Practice of Fractional Ownership Goes to Sea
While the broader resort-grade property market continues to reel in the wake of the prolonged global recession and resulting reductions in consumer spending, some niche segments are proving irresistible to purchasers.
A recent alternative form of investment has been fractional yacht ownership. Greater Phuket has seen a steady rise in the number of private marinas over the past decade, starting with the Boat Lagoon and Yacht Haven and followed by the Royal Phuket Marina and the Ao Po, Grand Marina. A super-yacht facility is now under construction at Jumeirah Private Island.
Fractional ownership offerings were launched in 2007 by the Royal Phuket Marina Cruising Club. Then the island's top boutique hotel, the Twin Palms jumped into the market with the debut of Phuket Premier Yachting last year, and most recently the Tawan Cruising Club was launched about the middle of this year.
Typically, the offerings take a single vessel and divide the ownership into 10 shares. Each share represents 28 days' use. There are booking procedures to control time allotment and restrictions on use. Overhead expenses are an add-on and include the costs of crew and administration, insurance, maintenance and food and beverage consumed during time spend aboard.
The companies engaged in this business often find synergies with their core activities, which include operating hotels, property-property developments or marinas. The operators say the buyers of fractional ownership shares are all foreigners, with British, French and Scandinavians in the top three and more than half of the buyers live or work in Asia.
In many cases yachts are available for rent when share-owners do not wish to use their time allotments. The operators also provide private charters to outside parties at an average price of Bt 150,000 to Bt 200,000 a day. Owners are then able to offset this revenue against their annual maintenance costs.
At the expiry of a five-year fractional ownership term – which is considered to be the useful life of the vessel – a decision is made on whether to refit the craft or sell it. In the case of sale, any residual value is shared among the owners. This is often touted as a financial gain. However, because of the relatively brief history of these schemes, residual, values remain untested.
Despite the financial crisis, most high-net-worth individuals continue to give high priority to leisure and travel. While many of them are now looking at large purchases, others are tending to buy only those products they intend to use. This makes the fractional-ownership proposition both attractive and timely.

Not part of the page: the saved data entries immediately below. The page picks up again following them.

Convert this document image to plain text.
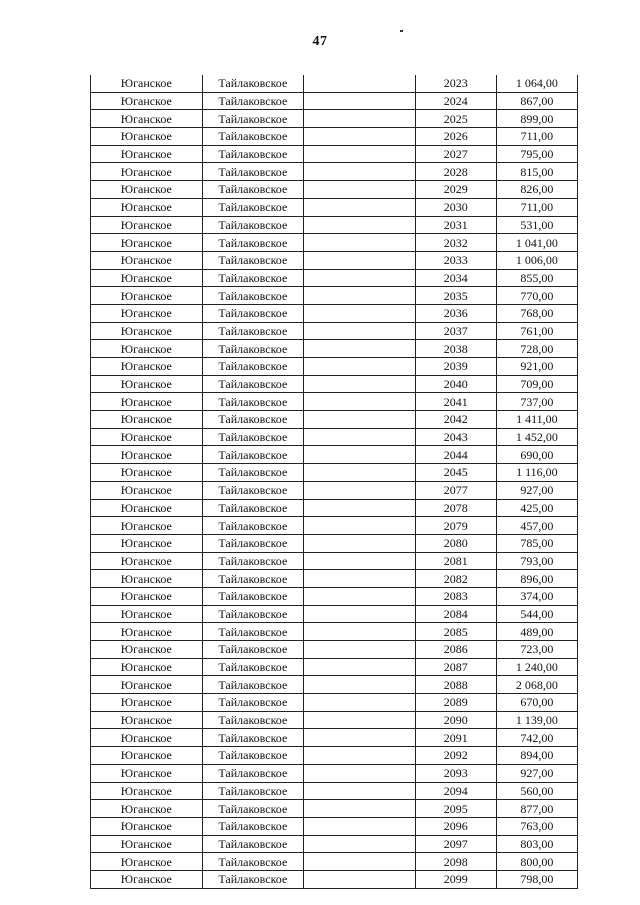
47
Юганское	Тайлаковское		2023	1 064,00
Юганское	Тайлаковское		2024	867,00
Юганское	Тайлаковское		2025	899,00
Юганское	Тайлаковское		2026	711,00
Юганское	Тайлаковское		2027	795,00
Юганское	Тайлаковское		2028	815,00
Юганское	Тайлаковское		2029	826,00
Юганское	Тайлаковское		2030	711,00
Юганское	Тайлаковское		2031	531,00
Юганское	Тайлаковское		2032	1 041,00
Юганское	Тайлаковское		2033	1 006,00
Юганское	Тайлаковское		2034	855,00
Юганское	Тайлаковское		2035	770,00
Юганское	Тайлаковское		2036	768,00
Юганское	Тайлаковское		2037	761,00
Юганское	Тайлаковское		2038	728,00
Юганское	Тайлаковское		2039	921,00
Юганское	Тайлаковское		2040	709,00
Юганское	Тайлаковское		2041	737,00
Юганское	Тайлаковское		2042	1 411,00
Юганское	Тайлаковское		2043	1 452,00
Юганское	Тайлаковское		2044	690,00
Юганское	Тайлаковское		2045	1 116,00
Юганское	Тайлаковское		2077	927,00
Юганское	Тайлаковское		2078	425,00
Юганское	Тайлаковское		2079	457,00
Юганское	Тайлаковское		2080	785,00
Юганское	Тайлаковское		2081	793,00
Юганское	Тайлаковское		2082	896,00
Юганское	Тайлаковское		2083	374,00
Юганское	Тайлаковское		2084	544,00
Юганское	Тайлаковское		2085	489,00
Юганское	Тайлаковское		2086	723,00
Юганское	Тайлаковское		2087	1 240,00
Юганское	Тайлаковское		2088	2 068,00
Юганское	Тайлаковское		2089	670,00
Юганское	Тайлаковское		2090	1 139,00
Юганское	Тайлаковское		2091	742,00
Юганское	Тайлаковское		2092	894,00
Юганское	Тайлаковское		2093	927,00
Юганское	Тайлаковское		2094	560,00
Юганское	Тайлаковское		2095	877,00
Юганское	Тайлаковское		2096	763,00
Юганское	Тайлаковское		2097	803,00
Юганское	Тайлаковское		2098	800,00
Юганское	Тайлаковское		2099	798,00
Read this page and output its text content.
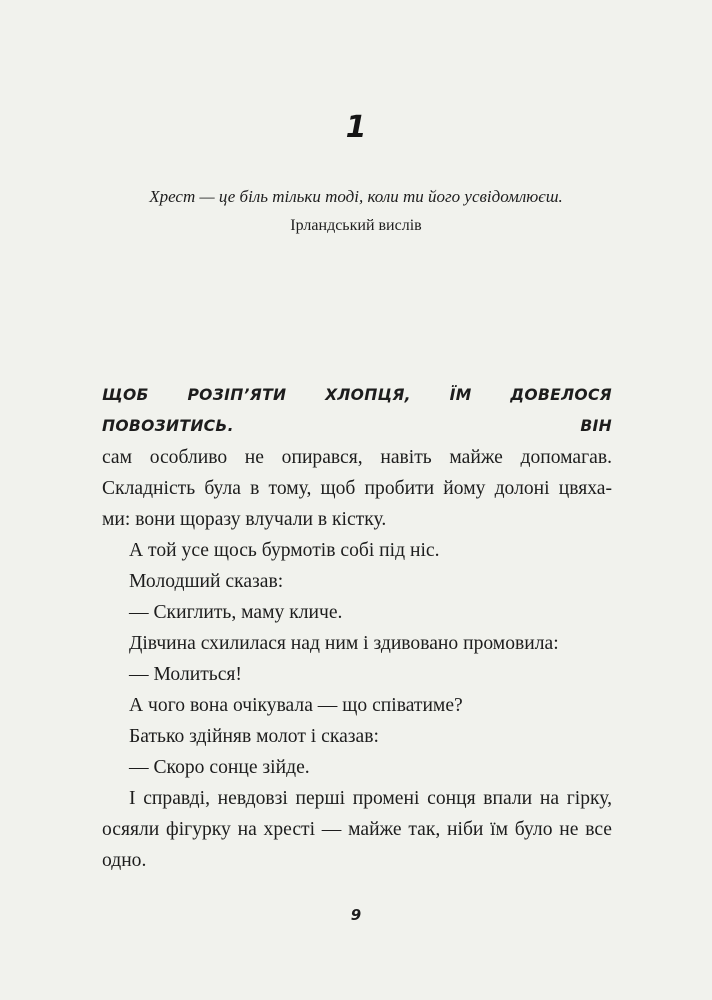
1
Хрест — це біль тільки тоді, коли ти його усвідомлюєш.
Ірландський вислів

ЩОБ РОЗІП’ЯТИ ХЛОПЦЯ, ЇМ ДОВЕЛОСЯ ПОВОЗИТИСЬ. ВІН

сам особливо не опирався, навіть майже допомагав.

Складність була в тому, щоб пробити йому долоні цвяха-

ми: вони щоразу влучали в кістку.

А той усе щось бурмотів собі під ніс.

Молодший сказав:

— Скиглить, маму кличе.

Дівчина схилилася над ним і здивовано промовила:

— Молиться!

А чого вона очікувала — що співатиме?

Батько здійняв молот і сказав:

— Скоро сонце зійде.

І справді, невдовзі перші промені сонця впали на гірку,

осяяли фігурку на хресті — майже так, ніби їм було не все

одно.

9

Greater Phuket, with its access to Phang Nga Bay and its islands, as well as destinations like Krabi, Koh Phi Phi and Koh Lanta, will see continued growth of yacht fractional ownership in the coming years. With the recent announcement of a new Sarasin Bridge connecting the island to Phang Nga, there is promise that yachts will be heading straight out into the Andaman Sea to such exotic locations as the Similan Islands and the Burma Banks. At the moment, fractions look to be going out to sea in increasing numbers.